Epidemics presence in the town of Iztapalapa
DOI:
https://doi.org/10.22201/iia.14055066p.2013.56705Keywords:
epidemics, Iztapalapa, demographic crisisAbstract
The objective of this research is to analyze the demographic crises suffered by the people of Iztapalapa in the period of 1760-1810 and relate sociocultural and ecological variables from a demographic anthropology approach. For this study were used as sources of quantitative information, the headings of baptisms and deaths registration of the Parish Church of St. Luke, which served as the head of this community. Demographic crises are important indicators in understanding the dynamics of past populations, and that impacted the amount, distribution, composition and growth.

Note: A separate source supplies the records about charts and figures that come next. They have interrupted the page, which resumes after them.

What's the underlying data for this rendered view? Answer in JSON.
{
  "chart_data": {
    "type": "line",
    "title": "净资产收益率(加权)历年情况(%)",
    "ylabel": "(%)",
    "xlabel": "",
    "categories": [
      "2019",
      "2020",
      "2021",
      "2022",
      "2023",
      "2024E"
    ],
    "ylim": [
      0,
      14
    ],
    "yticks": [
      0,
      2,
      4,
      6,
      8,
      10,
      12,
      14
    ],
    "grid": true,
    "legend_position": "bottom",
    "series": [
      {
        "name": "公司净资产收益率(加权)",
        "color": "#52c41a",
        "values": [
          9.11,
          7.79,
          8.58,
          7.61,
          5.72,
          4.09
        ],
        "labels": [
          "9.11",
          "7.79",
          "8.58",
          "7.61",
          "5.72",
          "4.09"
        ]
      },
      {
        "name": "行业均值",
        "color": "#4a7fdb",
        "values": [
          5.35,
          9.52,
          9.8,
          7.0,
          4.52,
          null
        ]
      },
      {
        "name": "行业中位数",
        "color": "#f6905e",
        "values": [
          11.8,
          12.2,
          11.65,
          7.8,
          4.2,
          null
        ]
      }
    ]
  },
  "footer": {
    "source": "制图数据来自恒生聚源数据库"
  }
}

In colonial times in Mexico, epidemics were the main causes of these crises and their impact was different in ancient populations not only for its infectious process, but by its relationship to the social processes and economic structures, the applicability of knowledge about disease prevention and care in everyday life, the conditions of social inequality and the ecology of the place and the time of year they were presented, but it is very difficult to identify all the health-disease process of past society through written sources. However, from my own analysis and using the historical reference of what happened in the Valley of Mexico in the late Eighteenth Century, in Iztapalapa were identified only the following epidemics: matlazáhuatl (1761-1762), measles (1768), famine (1783-1785) and smallpox (1779 and 1797), although for the early Nineteenth Century, it was not possible to accurately detect outbreaks. The impact of this crisis affected the slow natural population growth mainly by the late Eighteenth Century and could only be identified outbreaks and their effect on the composition and structure of the population.